Sometimes it feels in life as if I am not a participant but a witness. I stand at the centre of my own life and watch things revolve and evolve around me, waiting, watching and learning and making sense of.
Does this way of being reach back to my childhood where I was the youngest on the outside of events watching everything unfold? Was it a result of that accident I had at 17 where I was confined to a hospital bed for three months or more and then of a later accident when at another critical point of transition I was stopped from moving forward into life and pulled back deep within? In any case my life is as it is and I am as I am, these days and I am not sure I can change it myself nor should want to, perhaps I need to accept who I am.
A few years ago I was introduced to the book The Highly Sensitive Person and in that book Elaine Aron speaks about people like me who are interior in their orientation, those who display high sensitivity and she makes the observation that such people have a precious function in society, because we are sensitive and have known pain we can relate to others who suffer, because we are attuned to nature and beauty and animals and the inner soul live we have a lot to give.
As HSP’s we are empathic and naturally pick up upon pain, sadness or vulnerabilities in others. We have an antenna attuned to such things and because we have endured them we can offer some form of comfort, nurture and understanding, who knows, perhaps many of us may actually be (as one of my close friends recently pointed out) ‘old souls’ who came to earth with a sensitive way of being and knowing that is most sorely needed in these times when we stand on the brink of major crisis.
However, as HSP’s in childhood we often were not understood or attuned to by our families, we may be carriers of the family shadow and we may suffer more due to our sensitivity and most especially if we don’t have help with understanding and nurturing our sensitivity, reactions and emotions we may even turn against ourselves in some way and develop a very nasty inner critic.
Its really interesting to me that this is a post I just refound in drafts which was incomplete and just before opening it to edit it I came across a post from Alexis Rose on Untangled about seeing and recognising the suffering in someone’s eyes. Alexis’s writing and journey show how sensitive and open she is. What she wrote confirms and began to flesh out this post as I became aware of how being a ‘witness’ could go along with feeling ourselves to be different or on the outside in a modern culture which can at times be deeply insensitive or emotionally violent, disconnecting, invalidating or minimising.
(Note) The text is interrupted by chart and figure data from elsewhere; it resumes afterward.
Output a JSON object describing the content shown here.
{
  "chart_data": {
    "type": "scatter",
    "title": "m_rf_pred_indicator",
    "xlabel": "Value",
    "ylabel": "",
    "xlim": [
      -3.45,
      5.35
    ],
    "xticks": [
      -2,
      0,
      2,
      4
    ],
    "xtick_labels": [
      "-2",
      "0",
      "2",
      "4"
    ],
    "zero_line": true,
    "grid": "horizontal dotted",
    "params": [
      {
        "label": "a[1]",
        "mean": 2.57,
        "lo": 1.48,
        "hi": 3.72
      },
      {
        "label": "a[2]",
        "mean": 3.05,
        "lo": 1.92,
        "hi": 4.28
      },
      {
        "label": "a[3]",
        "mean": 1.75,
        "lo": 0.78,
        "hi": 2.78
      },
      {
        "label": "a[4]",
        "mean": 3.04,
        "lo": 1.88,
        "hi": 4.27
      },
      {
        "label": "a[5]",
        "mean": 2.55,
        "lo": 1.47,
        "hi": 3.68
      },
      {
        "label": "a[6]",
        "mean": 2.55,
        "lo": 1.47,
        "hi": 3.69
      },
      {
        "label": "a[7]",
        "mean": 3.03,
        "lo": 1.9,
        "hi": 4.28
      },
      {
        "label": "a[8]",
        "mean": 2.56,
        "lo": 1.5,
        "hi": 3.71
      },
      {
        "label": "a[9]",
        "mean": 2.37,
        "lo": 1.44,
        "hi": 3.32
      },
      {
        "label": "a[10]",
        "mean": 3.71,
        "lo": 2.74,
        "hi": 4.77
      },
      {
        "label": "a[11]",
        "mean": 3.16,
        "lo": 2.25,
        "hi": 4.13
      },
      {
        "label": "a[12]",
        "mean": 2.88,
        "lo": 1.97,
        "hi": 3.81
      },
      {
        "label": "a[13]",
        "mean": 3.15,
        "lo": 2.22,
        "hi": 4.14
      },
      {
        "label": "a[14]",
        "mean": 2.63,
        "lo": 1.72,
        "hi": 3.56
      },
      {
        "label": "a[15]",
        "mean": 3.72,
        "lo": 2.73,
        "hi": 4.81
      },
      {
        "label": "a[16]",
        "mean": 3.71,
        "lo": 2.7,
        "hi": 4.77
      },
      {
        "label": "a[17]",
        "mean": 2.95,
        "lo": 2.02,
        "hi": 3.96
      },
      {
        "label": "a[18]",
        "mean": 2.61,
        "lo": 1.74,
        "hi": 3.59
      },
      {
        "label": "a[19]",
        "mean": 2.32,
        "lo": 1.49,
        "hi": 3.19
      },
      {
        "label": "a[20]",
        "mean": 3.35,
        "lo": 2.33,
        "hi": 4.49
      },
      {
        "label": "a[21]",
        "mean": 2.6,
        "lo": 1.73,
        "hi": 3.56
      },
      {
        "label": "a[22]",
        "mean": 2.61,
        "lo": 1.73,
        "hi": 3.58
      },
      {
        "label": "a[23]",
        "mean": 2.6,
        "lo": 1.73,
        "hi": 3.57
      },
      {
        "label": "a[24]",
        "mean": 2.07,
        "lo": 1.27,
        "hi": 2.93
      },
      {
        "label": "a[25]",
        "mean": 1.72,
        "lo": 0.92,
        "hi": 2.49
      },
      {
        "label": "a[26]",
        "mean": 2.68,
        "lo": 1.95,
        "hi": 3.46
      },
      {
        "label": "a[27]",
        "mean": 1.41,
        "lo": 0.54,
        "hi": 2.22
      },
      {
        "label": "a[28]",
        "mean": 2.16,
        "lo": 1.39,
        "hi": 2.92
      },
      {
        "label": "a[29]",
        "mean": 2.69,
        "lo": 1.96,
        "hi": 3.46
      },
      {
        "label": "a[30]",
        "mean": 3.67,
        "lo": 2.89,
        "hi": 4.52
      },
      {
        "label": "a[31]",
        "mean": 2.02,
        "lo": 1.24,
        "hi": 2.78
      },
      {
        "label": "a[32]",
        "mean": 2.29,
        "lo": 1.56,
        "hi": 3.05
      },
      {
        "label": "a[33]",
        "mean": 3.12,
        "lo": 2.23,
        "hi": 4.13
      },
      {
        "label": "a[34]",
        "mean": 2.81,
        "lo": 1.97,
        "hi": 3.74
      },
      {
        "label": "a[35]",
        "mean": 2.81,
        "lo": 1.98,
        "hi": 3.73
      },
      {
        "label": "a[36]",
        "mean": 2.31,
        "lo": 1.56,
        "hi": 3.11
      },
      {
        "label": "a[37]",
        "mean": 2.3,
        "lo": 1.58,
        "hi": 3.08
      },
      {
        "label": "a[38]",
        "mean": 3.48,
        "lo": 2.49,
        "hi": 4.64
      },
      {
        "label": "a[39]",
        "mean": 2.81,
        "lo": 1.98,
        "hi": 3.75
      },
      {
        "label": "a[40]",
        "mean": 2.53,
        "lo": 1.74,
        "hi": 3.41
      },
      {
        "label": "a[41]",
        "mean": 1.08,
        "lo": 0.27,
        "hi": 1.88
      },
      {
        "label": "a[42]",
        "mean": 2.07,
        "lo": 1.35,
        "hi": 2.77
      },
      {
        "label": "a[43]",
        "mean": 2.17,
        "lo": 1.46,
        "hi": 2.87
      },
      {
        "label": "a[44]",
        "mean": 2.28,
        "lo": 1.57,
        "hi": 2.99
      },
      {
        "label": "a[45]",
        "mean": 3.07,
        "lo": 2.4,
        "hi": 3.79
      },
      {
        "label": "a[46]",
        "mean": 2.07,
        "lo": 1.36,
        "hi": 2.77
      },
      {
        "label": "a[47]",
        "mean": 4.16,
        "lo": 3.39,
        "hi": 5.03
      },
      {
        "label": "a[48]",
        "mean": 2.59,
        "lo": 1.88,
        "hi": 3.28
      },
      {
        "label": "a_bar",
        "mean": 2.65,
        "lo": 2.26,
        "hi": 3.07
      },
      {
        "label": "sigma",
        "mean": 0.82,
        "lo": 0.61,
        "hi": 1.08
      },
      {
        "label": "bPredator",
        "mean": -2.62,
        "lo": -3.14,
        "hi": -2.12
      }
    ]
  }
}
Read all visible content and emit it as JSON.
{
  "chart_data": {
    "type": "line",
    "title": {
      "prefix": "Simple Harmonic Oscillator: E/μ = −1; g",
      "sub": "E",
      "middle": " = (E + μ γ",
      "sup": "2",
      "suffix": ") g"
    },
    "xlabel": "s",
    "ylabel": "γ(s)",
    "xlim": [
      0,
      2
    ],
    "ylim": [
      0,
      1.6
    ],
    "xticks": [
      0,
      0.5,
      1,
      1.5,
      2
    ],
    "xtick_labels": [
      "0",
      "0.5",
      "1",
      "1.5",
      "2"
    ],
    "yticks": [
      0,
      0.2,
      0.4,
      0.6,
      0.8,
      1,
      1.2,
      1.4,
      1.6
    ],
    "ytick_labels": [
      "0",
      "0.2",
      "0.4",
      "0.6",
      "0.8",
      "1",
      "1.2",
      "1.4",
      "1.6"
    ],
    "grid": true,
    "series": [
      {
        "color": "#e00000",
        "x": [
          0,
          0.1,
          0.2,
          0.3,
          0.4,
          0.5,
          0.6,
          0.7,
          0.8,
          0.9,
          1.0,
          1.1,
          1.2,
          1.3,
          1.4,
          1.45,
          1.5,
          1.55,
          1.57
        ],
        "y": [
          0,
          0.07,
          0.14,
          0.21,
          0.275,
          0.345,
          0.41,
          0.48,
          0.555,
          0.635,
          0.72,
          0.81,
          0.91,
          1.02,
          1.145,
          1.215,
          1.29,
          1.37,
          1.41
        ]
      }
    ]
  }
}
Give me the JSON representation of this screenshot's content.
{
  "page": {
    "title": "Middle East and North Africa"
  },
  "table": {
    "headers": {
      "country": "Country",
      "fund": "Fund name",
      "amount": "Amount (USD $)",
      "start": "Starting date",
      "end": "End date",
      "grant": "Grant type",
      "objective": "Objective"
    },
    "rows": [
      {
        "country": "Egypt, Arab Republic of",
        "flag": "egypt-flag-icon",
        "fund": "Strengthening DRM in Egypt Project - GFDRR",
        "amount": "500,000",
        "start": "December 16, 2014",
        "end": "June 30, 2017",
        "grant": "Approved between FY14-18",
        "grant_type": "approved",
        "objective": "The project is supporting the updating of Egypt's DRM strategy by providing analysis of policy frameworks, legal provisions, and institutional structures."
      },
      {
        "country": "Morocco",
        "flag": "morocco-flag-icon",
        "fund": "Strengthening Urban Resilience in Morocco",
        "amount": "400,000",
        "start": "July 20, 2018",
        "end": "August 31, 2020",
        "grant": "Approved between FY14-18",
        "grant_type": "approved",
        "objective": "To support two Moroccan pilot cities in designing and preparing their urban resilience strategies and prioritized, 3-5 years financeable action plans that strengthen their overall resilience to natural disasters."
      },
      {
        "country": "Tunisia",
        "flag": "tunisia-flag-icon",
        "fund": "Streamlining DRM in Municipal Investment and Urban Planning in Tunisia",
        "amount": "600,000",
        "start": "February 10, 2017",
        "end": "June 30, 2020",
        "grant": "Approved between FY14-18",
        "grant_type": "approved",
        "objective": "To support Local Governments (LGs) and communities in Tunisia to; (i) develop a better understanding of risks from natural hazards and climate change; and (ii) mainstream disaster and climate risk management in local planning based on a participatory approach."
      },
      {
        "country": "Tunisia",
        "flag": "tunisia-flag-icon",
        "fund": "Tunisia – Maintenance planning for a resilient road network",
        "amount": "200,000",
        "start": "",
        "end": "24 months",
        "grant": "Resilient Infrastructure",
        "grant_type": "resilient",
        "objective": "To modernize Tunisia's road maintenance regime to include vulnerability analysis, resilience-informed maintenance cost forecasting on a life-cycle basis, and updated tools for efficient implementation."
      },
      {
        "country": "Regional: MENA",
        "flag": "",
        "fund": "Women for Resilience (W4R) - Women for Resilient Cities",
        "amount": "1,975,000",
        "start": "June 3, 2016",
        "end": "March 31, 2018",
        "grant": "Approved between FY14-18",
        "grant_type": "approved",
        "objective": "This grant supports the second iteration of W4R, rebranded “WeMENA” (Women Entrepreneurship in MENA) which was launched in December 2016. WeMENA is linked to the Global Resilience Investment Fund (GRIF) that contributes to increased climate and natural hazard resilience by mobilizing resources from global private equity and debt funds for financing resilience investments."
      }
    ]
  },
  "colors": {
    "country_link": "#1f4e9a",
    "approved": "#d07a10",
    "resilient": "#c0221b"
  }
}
Being able to understand how awakening to the sensitive vulnerability of our inner child and trauma may go hand in hand, helps us to take the onus off the feeling that there is something wrong with us for having acted in the way we did or feeling the feelings we do. A diagnosis of so called ‘mental illness’ may actually show that we didn’t get help with trauma and had our reactions misunderstood or dismissed.
It feels good when we can connect to other witnesses and sensitive people because we grow in understanding together and this helps the outsider to feel more like the insider we truly are. As a sensitive persons we may have felt ourselves to be on the outside, we may have found it hard to find others to connect to or relate with others. If early on we did not learn to accept and love ourselves as we are we may have tried to change, If we didn’t learn how to understand and accept our at times intense feelings we may have been drawn to addictions. If we never got to grow a loving inner parent our hurting inquiring child may search desperately outside to find this energy but subsequently feel ashamed for this need which really just needs to be understood and redirected within the self for us to grow, mature and find peace and understanding.
It helps once we find the inner recognition to know that there is a way to grow a loving supportive inner parent who will help us through and won’t shame us inwardly for very real needs that could not find expression, validation or acceptance in the past. We often need a sensitive therapist to help us on this journey.
I am sure there are many sensitive persons out there who went down a different road. On some level they were able to affirm and validate themselves from within. They did not develop as much toxic shame around sensitivity and then they were able to honour the gift of sensitivity and nurture it and express it in the outer world.
Whatever our unique path though those of us who are emotionally sensitive can learn to honour and value ourselves from within. We can learn that we may have been more vulnerable to hurt that happened when younger if we were not supported to truly understand and develop ourselves. We CAN find that sort of support now, if we look hard enough and trust. For in truth our sensitivity is a gift. The world needs witnesses, those who see to the heart of the matter and have the courage to express what they see, to stay true to who they are and honour and nurture emotions and sensitivity in a world that so sorely needs the insight and rich gifts that sensitivity brings.